Vogelkindern helfen? JA aber RICHTIG!
 

Wie jedes Jahr erhalten wir im Moment wieder vermehrt Anrufe von besorgten Tierfreunden die vermeidlich hilflose junge Vögel finden und nicht wissen was sie mit ihnen machen sollen.
Sie sitzen unbeholfen in Bodennähe irgendwo im Gebüsch oder gar mitten auf der Straße, sehen irgendwie unfertig und hilflos aus. Manche von ihnen piepen jämmerlich, können mehr schlecht als recht fliegen und flattern scheinbar einsam zurückgelassen orientierungslos umher.
Kein Wunder, dass ein solches Spektakel nicht nur neugierige Katzen sondern auch Tierfreunde auf den Plan ruft.
Doch ACHTUNG! In fast allen Fällen handelt es sich NICHT um hilflose oder gar hilfsbedürftige Jungvögel!
Es ist völlig normal, dass Jungvögel noch nicht ganz fertig und untrainiert ihre Nester verlassen um eben genau das zu tun: Trainieren und Lernen fürs Leben! Und das beinhaltet nicht nur das Muskelaufbautraining sondern auch was in der großen weiten Welt alles fressbar ist und von was man selbst gefressen werden könnte… All das lernen sie von ihren weiterhin sehr bemühten Vogeleltern die ihre Schützlinge auch in dieser Zeit selbstverständlich weiterhin betreuen und auch füttern.
Damit ihre Kinder eine möglichst hohe Überlebenschance haben verteilen sich die Kleinen überall und versuchen sich möglichst unauffällig und doch immer in Bettelreichweite der Eltern aufzuhalten.

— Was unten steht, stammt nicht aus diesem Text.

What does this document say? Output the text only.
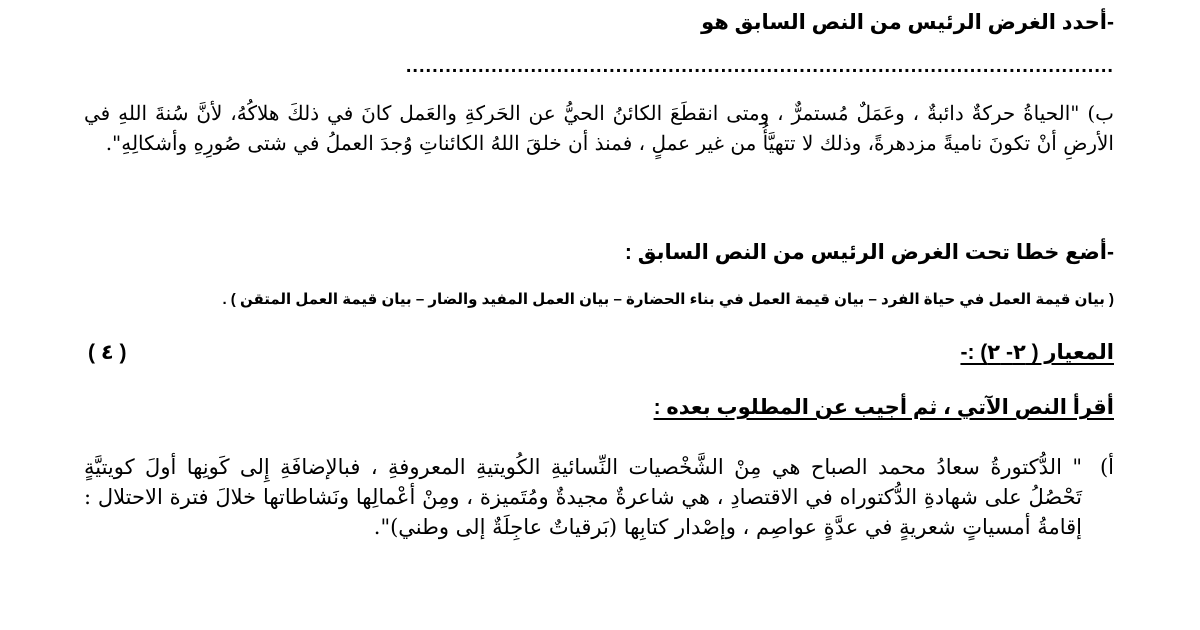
-أحدد الغرض الرئيس من النص السابق هو
............................................................................................................
ب) "الحياةُ حركةٌ دائبةٌ ، وعَمَلٌ مُستمرٌّ ، ومتى انقطَعَ الكائنُ الحيُّ عن الحَركةِ والعَمل كانَ في ذلكَ هلاكُهُ، لأنَّ سُنةَ اللهِ في الأرضِ أنْ تكونَ ناميةً مزدهرةً، وذلك لا تتهيَّأُ من غير عملٍ ، فمنذ أن خلقَ اللهُ الكائناتِ وُجدَ العملُ في شتى صُورِهِ وأشكالِهِ".
-أضع خطا تحت الغرض الرئيس من النص السابق :
( بيان قيمة العمل في حياة الفرد – بيان قيمة العمل في بناء الحضارة – بيان العمل المفيد والضار – بيان قيمة العمل المتقن ) .
المعيار ( ٢- ٢) :-
( ٤ )
أقرأ النص الآتي ، ثم أجيب عن المطلوب بعده :
أ)
" الدُّكتورةُ سعادُ محمد الصباح هي مِنْ الشَّخْصيات النِّسائيةِ الكُويتيةِ المعروفةِ ، فبالإضافَةِ إِلى كَونِها أولَ كويتيَّةٍ تَحْصُلُ على شهادةِ الدُّكتوراه في الاقتصادِ ، هي شاعرةٌ مجيدةٌ ومُتَميزة ، ومِنْ أعْمالِها ونَشاطاتها خلالَ فترة الاحتلال : إقامةُ أمسياتٍ شعريةٍ في عدَّةٍ عواصِم ، وإصْدار كتابِها (بَرقياتٌ عاجِلَةٌ إلى وطني)".
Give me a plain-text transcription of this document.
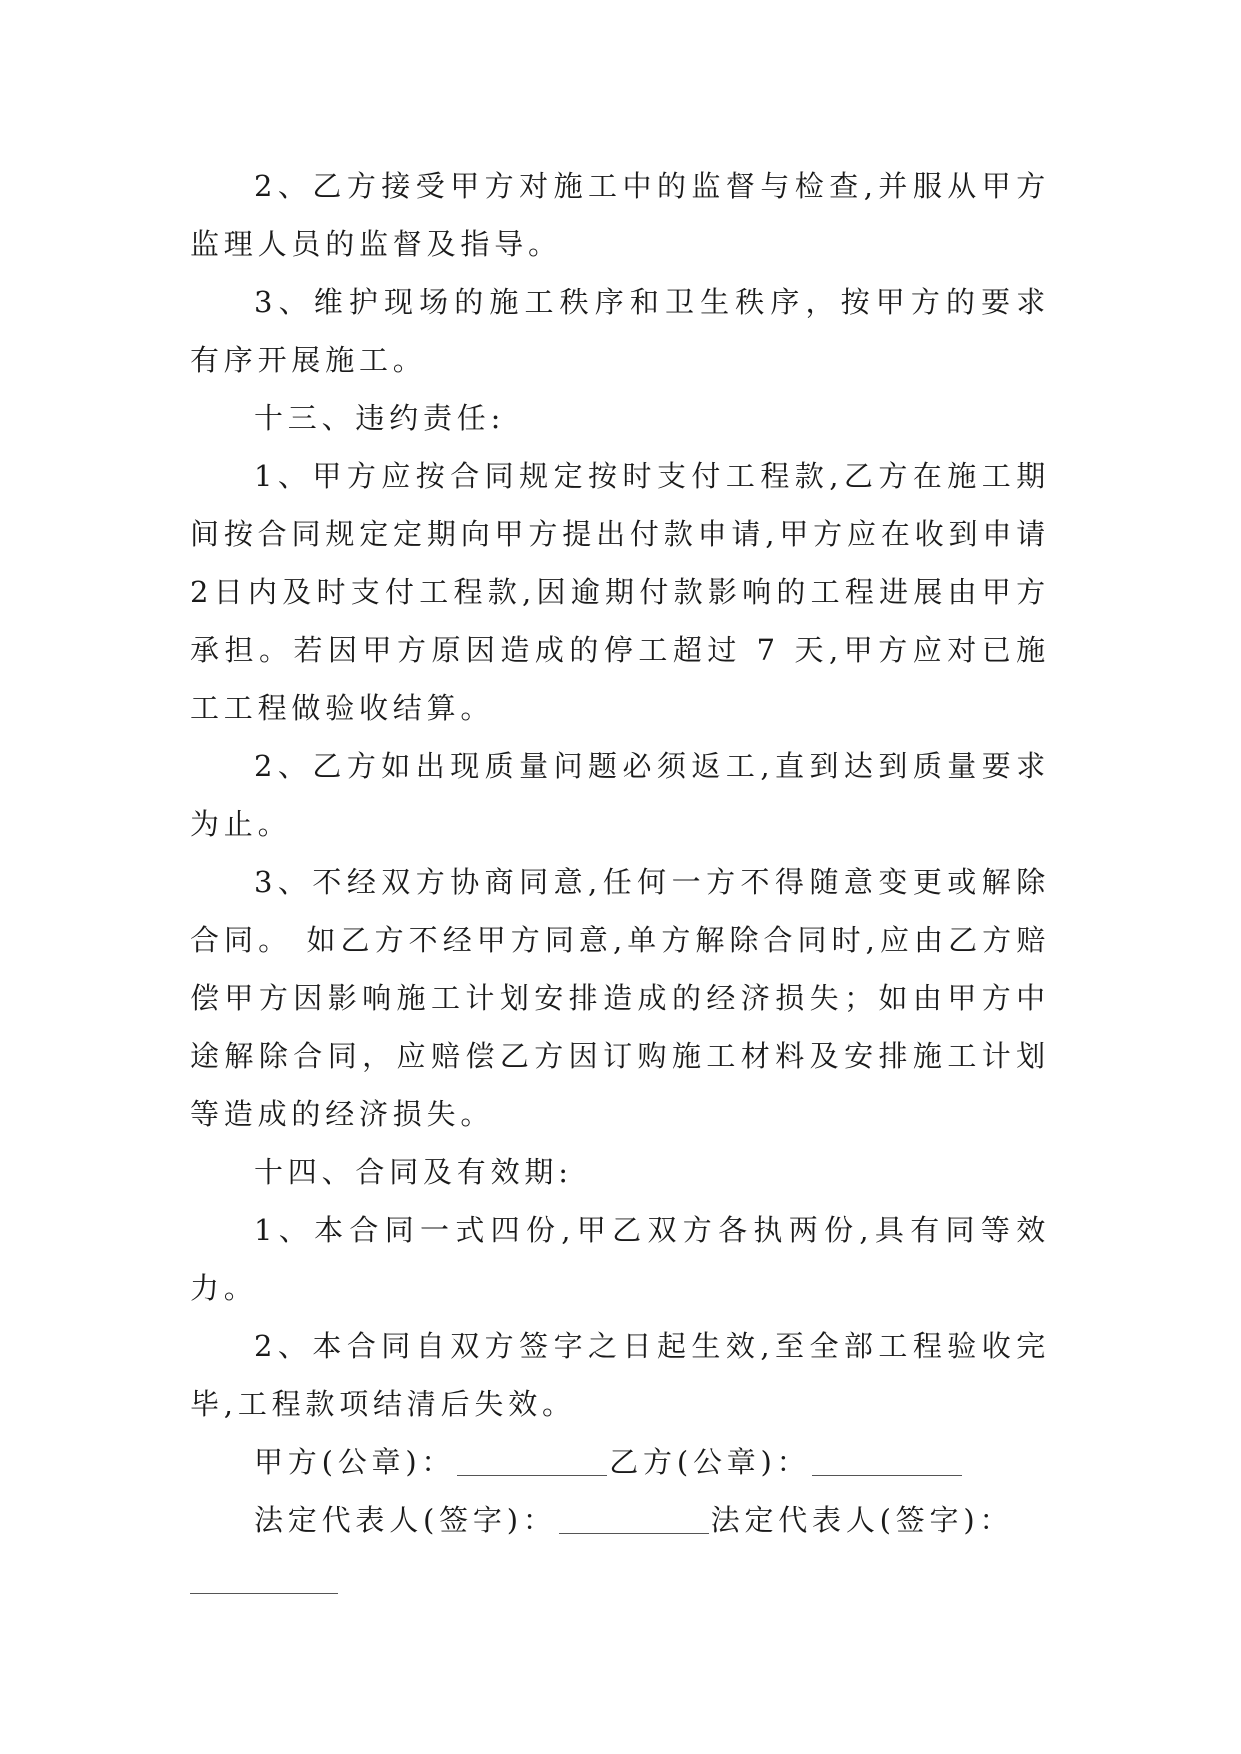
2、乙方接受甲方对施工中的监督与检查,并服从甲方监理人员的监督及指导。

3、维护现场的施工秩序和卫生秩序，按甲方的要求有序开展施工。

十三、违约责任:

1、甲方应按合同规定按时支付工程款,乙方在施工期间按合同规定定期向甲方提出付款申请,甲方应在收到申请 2日内及时支付工程款,因逾期付款影响的工程进展由甲方承担。若因甲方原因造成的停工超过 7 天,甲方应对已施工工程做验收结算。

2、乙方如出现质量问题必须返工,直到达到质量要求为止。

3、不经双方协商同意,任何一方不得随意变更或解除合同。 如乙方不经甲方同意,单方解除合同时,应由乙方赔偿甲方因影响施工计划安排造成的经济损失；如由甲方中途解除合同，应赔偿乙方因订购施工材料及安排施工计划等造成的经济损失。

十四、合同及有效期:

1、本合同一式四份,甲乙双方各执两份,具有同等效力。

2、本合同自双方签字之日起生效,至全部工程验收完毕,工程款项结清后失效。

甲方(公章)：	乙方(公章)：

法定代表人(签字)：	法定代表人(签字)：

Leider ist es ganz natürlich, dass diese Zeit nicht alle der kleinen Schüler überleben. Auch das wird von der Natur bedacht und die Eltern brüten mehrmals im Jahr um den Fortbestand ihrer Art zu sichern.

Doch wie kann man nun richtig helfen?

Findet man nun einen dieser kleinen Schüler setzt man ihn am besten in ein höheres Gebüsch/Baum/Gebäude in der Nähe des Fundortes. Am besten so, dass ihn Fressfeinde nicht erreichen können, die Eltern ihn aber trotzdem finden. Keine Sorge, das Piepen des Jungvogels wird die Eltern auch nach(!) dem größten Trubel wieder anlocken. Aber sicher nicht solange noch zweibeinige Zuschauer in der Nähe stehen. Da für Vögel der Geruchsinn absolut nebensächlich ist macht es auch überhaupt nichts aus wenn man die Jungvögel direkt anfasst.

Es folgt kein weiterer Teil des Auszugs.